Prevention and control of infections are also important in PCD patients. It has been shown that the most commonly grown bacteria in the nasal swabs were Staphylococcus aureus , Streptococcus pneumoniae, Haemophilus influenzae, and Moraxella catarrhalis , respectively. BEAT-PCD network recommends antibiotic therapy if the abovementioned bacteria grow in respiratory tract samples of symptomatic patients.18 However, evidence-based data in the treatment of PCD are still insufficient. Patients are managed based on cystic fibrosis or bronchiectasis guidelines or expert opinion. Nasal irrigation, topical steroids or antibiotherapy are used in the treatment of chronic rhinosinusitis. Studies showing the benefit of functional endoscopic sinus surgery in PCD patients are limited.19 Another surgical indication is often nasal polyps. It is obvious that RCTs are needed in the management of otorhinolaryngeal diseases in PCD.

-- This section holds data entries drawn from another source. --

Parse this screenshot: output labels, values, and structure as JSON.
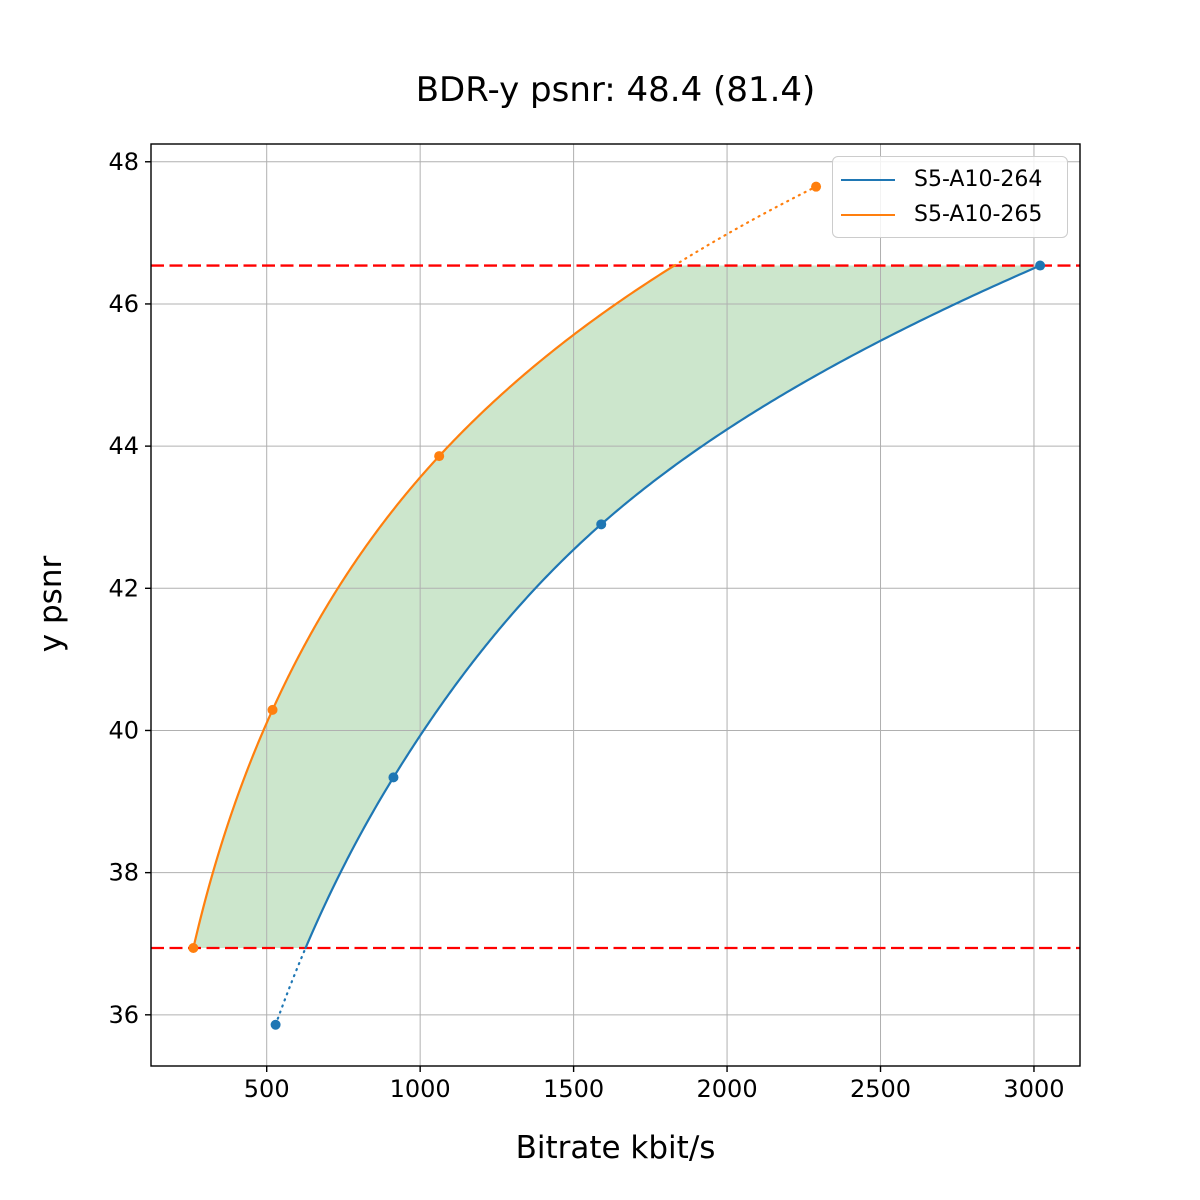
{
  "figure": {
    "background": "#ffffff"
  },
  "chart_data": {
    "type": "line",
    "title": "BDR-y psnr: 48.4 (81.4)",
    "xlabel": "Bitrate kbit/s",
    "ylabel": "y psnr",
    "xlim": [
      123,
      3150
    ],
    "ylim": [
      35.28,
      48.25
    ],
    "xticks": [
      500,
      1000,
      1500,
      2000,
      2500,
      3000
    ],
    "yticks": [
      36,
      38,
      40,
      42,
      44,
      46,
      48
    ],
    "grid": true,
    "grid_color": "#b0b0b0",
    "axes_color": "#000000",
    "legend_position": "upper-right",
    "series": [
      {
        "name": "S5-A10-264",
        "color": "#1f77b4",
        "x": [
          529,
          913,
          1590,
          3020
        ],
        "y": [
          35.86,
          39.34,
          42.9,
          46.54
        ]
      },
      {
        "name": "S5-A10-265",
        "color": "#ff7f0e",
        "x": [
          261,
          519,
          1062,
          2290
        ],
        "y": [
          36.94,
          40.29,
          43.86,
          47.65
        ]
      }
    ],
    "overlap_lines": {
      "y_low": 36.94,
      "y_high": 46.54,
      "color": "#ff0000",
      "style": "dashed"
    },
    "fill_between": {
      "color": "#008000",
      "alpha": 0.2
    },
    "interpolation": "pchip-log-x",
    "out_of_range_style": "dotted"
  }
}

It is recommended that pediatric PCD patients consult a pediatric otolaryngologist at least once or twice a year. In addition, audiology evaluation at diagnosis is recommended for all PCD patients, and subsequent evaluations should be coordinated by otolaryngologists.4 The BEAT-PCD FOLLOW-PCD working group has developed a form for comprehensive standard clinical evaluation in initial diagnosis and follow-ups. The form has a modular structure to allow flexible use based on local practice and research focus.20 A new prospective international cohort study called EPIC-PCD focusing on upper respiratory tract diseases in PCD patients.13 The aim of the study is to determine the prevalence and character of ENT diseases in PCD patients, and to reveal the possible factors that determine the clinical course and prognosis. This study will also contribute to the prevention of unnecessary antibiotic use and its comorbidity by presenting more reliable data in the field.
Although the large number of patients in our study is asubstantial advantage, its retrospective nature brings limitations. The prevalence of otorhinolaryngeal diseases may be higher than the reality, as only patients who admitted to ENT are included. Another limitation is that only 45 patients had an audiogram. Therefore, the factors predicting hearing loss could not be clearly demonstrated. In addition, the inability to evaluate vestibular functions, upper respiratory tract microbiological examination and genetic analysis can be counted as other limitations.